The success of pevifoscorvir sodium will ultimately depend on its clinical profile, including its efficacy, safety, and tolerability, as demonstrated in ongoing and future clinical trials. The comparison with TDF in the B-SUPREME study will provide critical insights into its relative benefits. If the drug demonstrates a favorable risk-benefit profile, it has the potential to become a significant treatment option for chronic HBV patients in Greater China and a valuable addition to Aligos Therapeutics’ global pipeline.
Background: The Enduring Challenge of Chronic Hepatitis B
Chronic hepatitis B infection is a persistent global health issue, with an estimated 296 million people living with the disease worldwide, according to the World Health Organization (WHO). The majority of these cases are concentrated in the Western Pacific and African regions. Without effective treatment, chronic HBV infection can lead to severe liver damage, including fibrosis, cirrhosis, and hepatocellular carcinoma (HCC), which is a leading cause of cancer-related deaths globally.
Current treatments for chronic HBV primarily include nucleoside/nucleotide analogs (NUCs) and interferons. While NUCs effectively suppress viral replication and reduce the risk of liver disease progression, they typically do not lead to a functional cure, meaning the virus remains in the body, and treatment is often required for life. Interferons can induce a sustained virological response in a subset of patients but are associated with more significant side effects.
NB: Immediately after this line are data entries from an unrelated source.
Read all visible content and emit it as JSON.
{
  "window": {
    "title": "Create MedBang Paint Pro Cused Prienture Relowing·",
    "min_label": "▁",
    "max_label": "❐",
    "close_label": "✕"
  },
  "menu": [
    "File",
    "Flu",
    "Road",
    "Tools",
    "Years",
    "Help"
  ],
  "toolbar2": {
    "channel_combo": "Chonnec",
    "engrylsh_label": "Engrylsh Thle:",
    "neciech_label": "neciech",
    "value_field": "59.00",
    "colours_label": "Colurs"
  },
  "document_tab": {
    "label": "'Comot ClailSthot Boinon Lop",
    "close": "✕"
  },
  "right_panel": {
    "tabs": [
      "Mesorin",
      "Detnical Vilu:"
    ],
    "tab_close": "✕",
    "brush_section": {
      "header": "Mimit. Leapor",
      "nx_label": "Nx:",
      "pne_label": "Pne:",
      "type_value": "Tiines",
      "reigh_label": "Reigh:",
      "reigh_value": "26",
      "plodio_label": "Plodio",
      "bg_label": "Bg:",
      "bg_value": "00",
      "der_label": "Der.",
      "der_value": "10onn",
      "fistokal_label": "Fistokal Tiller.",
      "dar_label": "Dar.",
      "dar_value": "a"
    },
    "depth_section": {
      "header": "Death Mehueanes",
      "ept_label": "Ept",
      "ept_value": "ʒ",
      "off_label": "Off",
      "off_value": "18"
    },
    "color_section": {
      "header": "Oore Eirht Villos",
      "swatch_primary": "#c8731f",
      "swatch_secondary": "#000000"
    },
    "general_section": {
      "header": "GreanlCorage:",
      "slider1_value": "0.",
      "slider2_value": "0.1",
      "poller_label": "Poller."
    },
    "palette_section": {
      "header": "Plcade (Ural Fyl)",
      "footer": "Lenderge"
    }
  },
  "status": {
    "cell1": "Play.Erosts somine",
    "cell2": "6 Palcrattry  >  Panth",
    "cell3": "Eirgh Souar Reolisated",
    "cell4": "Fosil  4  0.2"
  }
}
The development of novel therapeutic agents with different mechanisms of action, such as capsid assembly modulators, is crucial for addressing the limitations of current therapies and moving towards a functional cure for HBV. The licensing of pevifoscorvir sodium by Aligos Therapeutics to Amoytop Biotech represents a significant step in this ongoing effort to combat a disease that continues to affect millions worldwide. This collaboration highlights the increasing importance of strategic partnerships between Western and Eastern pharmaceutical companies to accelerate drug development and improve patient access to life-changing medicines.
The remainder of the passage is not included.